Florida has no statewide rule — only county customs and whatever your contract says. South Florida happens to sit exactly where the customs flip.

Last reviewed: July 2026

The South Florida map

'Customarily' is doing real work in those sentences: nothing in Florida law assigns the cost. The purchase contract's checkbox controls every time, and parties negotiate against the custom constantly — investor buyers who want their own title company in Palm Beach, sellers offering to pay in Broward to sweeten a deal.

  • Broward County: buyer customarily pays the owner's premium and selects the title company
  • Miami-Dade County: buyer customarily pays and selects
  • Palm Beach County: seller customarily pays and selects
  • Most of the rest of Florida: seller pays and selects (with a handful of buyer-pays counties like Broward, Miami-Dade, and a few others)

Why it matters beyond the money

Whoever pays typically picks — and picking the title company means picking who searches the title, who holds the escrow, who chases the estoppels, and who solves the problem at week three. Since Florida promulgates the premium (the price is essentially the same everywhere), the choice is purely about competence. That's worth negotiating for.

For sellers in Palm Beach County, paying also means benefiting: a qualifying prior policy can earn the reissue credit, reducing the premium the seller is customarily covering. Bring your prior policy to listing.

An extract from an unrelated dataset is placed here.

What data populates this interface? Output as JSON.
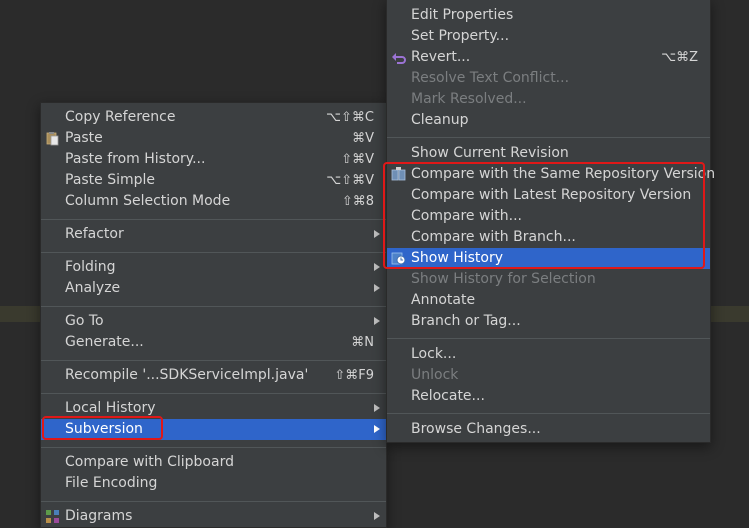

How to handle it in your deal

Read the contract's title provision before signing — Florida's standard forms make the allocation explicit. If you hold the choice, exercise it deliberately. If you're trading it away in negotiation, price it: on a $500,000 purchase the owner's premium is $2,575, real money worth a paragraph of contract language.

Questions

Frequently asked

Can the buyer and seller split the premium?

Yes — anything the contract says, goes. Splits are less common than clean allocations but perfectly workable; the settlement statement just reflects the agreement.

Does who-pays change the coverage?

Not at all. The owner's policy protects the owner regardless of who funded the premium. Payment allocation is economics; coverage is coverage.